ATHENS – At the entrance to Georgia’s athletic building, look left and there’s a sculpted bust of Wally Butts. Look right and there’s one of Harry Mehre.
Just outside the building, but looming over it all metaphorically, is a statue of Vince Dooley.
Those are three of the four winningest football coaches in the history of Georgia football. The other one hasn’t been put in bronze yet, but it looks like it will happen someday.
Mark Richt, with his next victory, will tie Butts for the second-most wins in Georgia history, with 140. It will likely come Saturday, when Georgia hosts Southern, an FCS team.
Richt passed Mehre 80 wins ago. Next up will be Dooley, whose 201 victories would take until 2023 for Richt to surpass, assuming his current rate. (Winning 74 percent of his games).
Little has been made of Richt’s impending benchmark. There’s no overt mention of it in Georgia’s pregame notes, just a list of the SEC’s all-time winningest coaches. (Richt will tie Butts for ninth.) Richt himself didn’t know about it until he was told on Tuesday.
Georgia’s building is called the Butts-Mehre complex. So if Richt passes both …
“I think they won championships, if I’m not mistaken,” Richt said. “We had a couple SEC (championships). But you’ve gotta start winning national championships before they start naming stuff after you.”
Actually, while Butts did win a consensus national title in 1942, Mehre never won one. Dooley won the program’s other consensus national title, in 1980.
Under Richt, Georgia won SEC titles in 2002 and 2005. But that’s only one-third of the way to Dooley, who had six, and halfway to Butts’ four SEC titles.
Richt also downplayed his win number, saying Butts probably didn’t have as many games per season to rack up victories.

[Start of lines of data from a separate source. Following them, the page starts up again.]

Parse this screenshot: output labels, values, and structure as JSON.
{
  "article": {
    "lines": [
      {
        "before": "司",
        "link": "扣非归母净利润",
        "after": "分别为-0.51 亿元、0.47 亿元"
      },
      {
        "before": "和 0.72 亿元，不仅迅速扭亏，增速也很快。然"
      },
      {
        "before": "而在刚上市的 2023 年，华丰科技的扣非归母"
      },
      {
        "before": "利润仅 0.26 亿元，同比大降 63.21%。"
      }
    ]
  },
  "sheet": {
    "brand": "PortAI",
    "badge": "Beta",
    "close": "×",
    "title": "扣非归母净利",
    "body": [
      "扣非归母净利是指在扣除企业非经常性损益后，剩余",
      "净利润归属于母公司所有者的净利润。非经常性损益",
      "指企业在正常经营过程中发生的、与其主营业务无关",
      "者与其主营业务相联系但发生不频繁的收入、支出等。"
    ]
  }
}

“I don’t know if it’s as significant. If we were only playing 10 games a year I wouldn’t be there yet,” Richt said. “But it’s nice to see your name next to a Wallace Butts.”
Maybe Richt’s right about not that. But his career winning percentage is better than Butts (.619), Mehre (.634) and Dooley (.723).
One of the people on campus who knows Richt the best is Mark Fox, Georgia’s head men’s basketball coach. Fox had a quick answer when asked if he thought the mark mattered to Richt.
“No. Not at all,” Fox said. “I think what matters to him is that the kids have the experience that they deserve, can change their course in life. And that our fans get the kind of team that he wants them to have.
“I don’t think he cares one iota about number of wins.”
Fox also laughed when it was pointed out that the namesakes of the Butts-Mehre building were soon to be passed by Richt. Fox had another idea.
“Those guys need to keep their naming rights,” Fox said. “We’ll name the indoor (facility) after coach Richt, how about that?”